De la Grammatologie

Jacques Derrida
Collection « Critique », Les Éditions de Minuit, 1967

Contre Saussure et Lévi-Strauss ; une lecture critique de Rousseau, particulièrement de l'« Essai sur l'origine des langues », à l'aide de « La Transparence et l'obstacle », de Jean Starobinski.

Première partie : l'écriture avant la lettre

Chapitre I - la fin du livre et le commencement de l'écriture

Le programme

p. 20-21
[Le] développement des pratiques de l'information étend largement les possibilités du « message », jusqu'au point où celui-ci n'est plus la traduction « écrite » d'un langage, le transport d'un signifié qui pourrait rester parlé dans son intégrité.

Chapitre 2 - linguistique et grammatologie

p. 42
Que peut signifier d'abord une science de l'écriture, s'il est acquis :
1° que l'idée même de science est née à une certaine époque de l'écriture ;
2° qu'elle a été pensée [...] dans un langage impliquant un certain type de rapports [...] entre parole et écriture ;
3° que dans cette mesure, elle a été d'abord liée au concept et à l'aventure de l'écriture phonétique, valorisée comme le telos de toute écriture, alors même que ce qui fut constamment le modèle exemplaire de la scientificité — la mathématique — n'a jamais cessé de s'en éloigner ;
4° que l'idée plus étroite d'une science générale de l'écriture est née [...] à une certaine époque de l'histoire du monde [XVIIIe siècle...] ;
5° que l'écriture n'est pas seulement un moyen auxiliaire au service de la science — et éventuellement son objet — mais d'abord [...] la condition de possibilité [...] de l'objectivité scientifique. [...]
6° que l'historicité elle-même est liée à la possibilité de l'écriture [...] l'écriture ouvre le champ de l'histoire [...]
Science de la science qui n'aurait plus la forme de la logique mais de la grammatique ?

Le dehors est le dedans

p. 68
Cet effort sera laborieux et nous savons a priori que son efficacité ne sera jamais pure et absolue.

p. 71

[Husserl, Peirce] Il s'agit d'élaborer [...] une doctrine formelle des conditions auxquelles un discours doit satisfaire pour avoir un sens, pour « vouloir dire », même s'il est faux ou contradictoire.

p. 83

[...] dans le travail de répression historique, l'écriture était, par situation, destinée à signifier le plus redoutable de la différence. Elle était ce qui, au plus proche, menaçait le désir de la parole vive, ce qui du dedans et dès son commencement, l'entamait. Et la différence, nous l'éprouverons progressivement, ne se pense pas sans la trace.

p. 90

[...] l'origine n'a même pas disparu, [...] elle n'a jamais été constituée qu'en retour par une non-origine, la trace, qui devient ainsi l'origine de l'origine.

p. 92

La trace (pure) est la différance.

p. 93 [citation de Saussure, Cours, p. 98]

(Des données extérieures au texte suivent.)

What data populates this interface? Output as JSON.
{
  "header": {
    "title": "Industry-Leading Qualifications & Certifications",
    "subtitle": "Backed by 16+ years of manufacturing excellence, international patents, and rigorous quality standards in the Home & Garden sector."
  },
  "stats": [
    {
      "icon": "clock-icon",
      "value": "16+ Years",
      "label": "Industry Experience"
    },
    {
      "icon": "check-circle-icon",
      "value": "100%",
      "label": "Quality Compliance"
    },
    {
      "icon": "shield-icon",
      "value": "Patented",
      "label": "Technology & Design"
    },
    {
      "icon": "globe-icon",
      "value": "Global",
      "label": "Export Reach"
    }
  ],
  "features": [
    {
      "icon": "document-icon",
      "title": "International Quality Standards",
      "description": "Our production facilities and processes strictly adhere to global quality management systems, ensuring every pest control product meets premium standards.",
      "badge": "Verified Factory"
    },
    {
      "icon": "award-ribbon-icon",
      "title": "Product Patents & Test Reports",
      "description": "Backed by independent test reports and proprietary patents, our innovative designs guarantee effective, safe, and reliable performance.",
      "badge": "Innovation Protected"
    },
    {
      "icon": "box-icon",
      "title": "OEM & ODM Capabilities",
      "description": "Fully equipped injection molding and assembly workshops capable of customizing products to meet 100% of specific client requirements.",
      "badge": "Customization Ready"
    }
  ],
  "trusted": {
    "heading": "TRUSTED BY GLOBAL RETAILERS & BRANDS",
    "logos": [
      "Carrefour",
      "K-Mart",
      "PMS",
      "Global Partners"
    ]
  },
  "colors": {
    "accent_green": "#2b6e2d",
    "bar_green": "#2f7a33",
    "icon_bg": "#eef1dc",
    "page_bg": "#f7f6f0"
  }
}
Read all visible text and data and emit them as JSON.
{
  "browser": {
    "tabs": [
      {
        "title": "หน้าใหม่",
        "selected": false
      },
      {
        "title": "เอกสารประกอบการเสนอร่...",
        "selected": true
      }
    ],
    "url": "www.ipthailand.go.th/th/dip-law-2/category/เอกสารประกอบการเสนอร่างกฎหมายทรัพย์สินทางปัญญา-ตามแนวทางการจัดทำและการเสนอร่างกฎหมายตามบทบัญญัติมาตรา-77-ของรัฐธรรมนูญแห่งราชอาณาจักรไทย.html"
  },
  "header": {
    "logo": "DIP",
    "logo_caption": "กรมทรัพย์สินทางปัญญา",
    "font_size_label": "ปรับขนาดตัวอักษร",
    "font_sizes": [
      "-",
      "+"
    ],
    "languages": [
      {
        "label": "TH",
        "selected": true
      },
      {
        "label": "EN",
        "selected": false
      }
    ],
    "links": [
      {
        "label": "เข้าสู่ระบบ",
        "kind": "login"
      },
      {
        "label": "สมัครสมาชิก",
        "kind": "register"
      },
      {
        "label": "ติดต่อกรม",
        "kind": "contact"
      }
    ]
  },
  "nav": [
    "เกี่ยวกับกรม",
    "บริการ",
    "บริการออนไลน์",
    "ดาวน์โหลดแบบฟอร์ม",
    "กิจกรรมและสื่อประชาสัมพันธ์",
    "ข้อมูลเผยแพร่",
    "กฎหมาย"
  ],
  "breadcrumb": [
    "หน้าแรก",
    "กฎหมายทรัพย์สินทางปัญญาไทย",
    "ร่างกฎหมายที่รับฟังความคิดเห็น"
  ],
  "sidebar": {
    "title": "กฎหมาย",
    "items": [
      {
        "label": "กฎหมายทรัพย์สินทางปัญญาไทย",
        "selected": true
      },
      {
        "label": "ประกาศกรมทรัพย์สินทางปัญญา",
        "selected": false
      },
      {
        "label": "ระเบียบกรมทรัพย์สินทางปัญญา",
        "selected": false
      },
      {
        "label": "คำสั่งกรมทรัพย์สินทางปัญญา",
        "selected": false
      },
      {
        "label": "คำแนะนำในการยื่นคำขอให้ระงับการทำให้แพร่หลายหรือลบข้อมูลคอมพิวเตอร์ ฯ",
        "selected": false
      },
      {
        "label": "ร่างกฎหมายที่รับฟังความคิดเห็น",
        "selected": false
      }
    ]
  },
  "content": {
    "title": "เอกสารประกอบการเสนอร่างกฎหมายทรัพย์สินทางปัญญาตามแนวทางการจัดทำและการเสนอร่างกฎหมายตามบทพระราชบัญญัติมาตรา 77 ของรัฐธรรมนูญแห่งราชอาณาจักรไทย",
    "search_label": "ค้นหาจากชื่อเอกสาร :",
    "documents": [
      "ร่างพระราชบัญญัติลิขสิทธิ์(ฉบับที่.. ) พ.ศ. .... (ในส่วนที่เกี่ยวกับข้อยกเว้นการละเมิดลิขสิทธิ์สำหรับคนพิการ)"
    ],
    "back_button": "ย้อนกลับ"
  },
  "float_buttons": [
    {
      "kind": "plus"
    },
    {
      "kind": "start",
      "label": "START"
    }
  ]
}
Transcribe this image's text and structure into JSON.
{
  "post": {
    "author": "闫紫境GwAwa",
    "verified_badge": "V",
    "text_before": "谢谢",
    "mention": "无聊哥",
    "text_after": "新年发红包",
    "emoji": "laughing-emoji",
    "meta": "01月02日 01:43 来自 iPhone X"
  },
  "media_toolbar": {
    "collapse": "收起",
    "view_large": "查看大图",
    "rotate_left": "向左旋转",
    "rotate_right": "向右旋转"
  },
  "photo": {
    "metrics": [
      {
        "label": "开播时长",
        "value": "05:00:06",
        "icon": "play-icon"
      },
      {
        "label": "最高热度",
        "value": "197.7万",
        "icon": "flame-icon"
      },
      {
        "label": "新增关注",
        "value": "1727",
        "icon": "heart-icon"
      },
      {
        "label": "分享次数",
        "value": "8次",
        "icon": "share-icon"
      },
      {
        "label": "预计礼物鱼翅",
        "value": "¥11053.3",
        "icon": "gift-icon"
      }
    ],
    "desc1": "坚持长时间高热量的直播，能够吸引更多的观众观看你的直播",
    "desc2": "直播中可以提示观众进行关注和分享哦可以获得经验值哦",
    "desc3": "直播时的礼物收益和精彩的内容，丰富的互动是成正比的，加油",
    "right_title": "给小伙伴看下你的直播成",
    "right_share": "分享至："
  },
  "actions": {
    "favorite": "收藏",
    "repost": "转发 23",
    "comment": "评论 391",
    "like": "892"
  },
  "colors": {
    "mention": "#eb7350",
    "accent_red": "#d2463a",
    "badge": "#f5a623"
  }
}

L'image acoustique « n'est pas le son matériel, chose purement physique, mais l'empreinte psychique de ce son ».

La brisure

p. 97

Cette passivité est aussi le rapport à un passé, à un toujours-déjà-là qu'aucune réactivation de l'origine ne saurait pleinement maîtriser et réveiller à la présence.

Chapitre 3 - de la grammatologie comme science positive

L'algèbre : arcanum et transparence

p. 117

Il y a une unité profonde, à l'intérieur d'une certaine époque historique, entre la théologie infinitiste, le logocentrisme et un certain technicisme.

Le rebus et la complicité des origines

p. 139

[Ne] faut-il pas se dépouiller aussi, entre autres présupposés ethnocentriques, d'une sorte de monogénétisme graphique transformant toutes les différences en écarts ou retards, accidents ou déviations ?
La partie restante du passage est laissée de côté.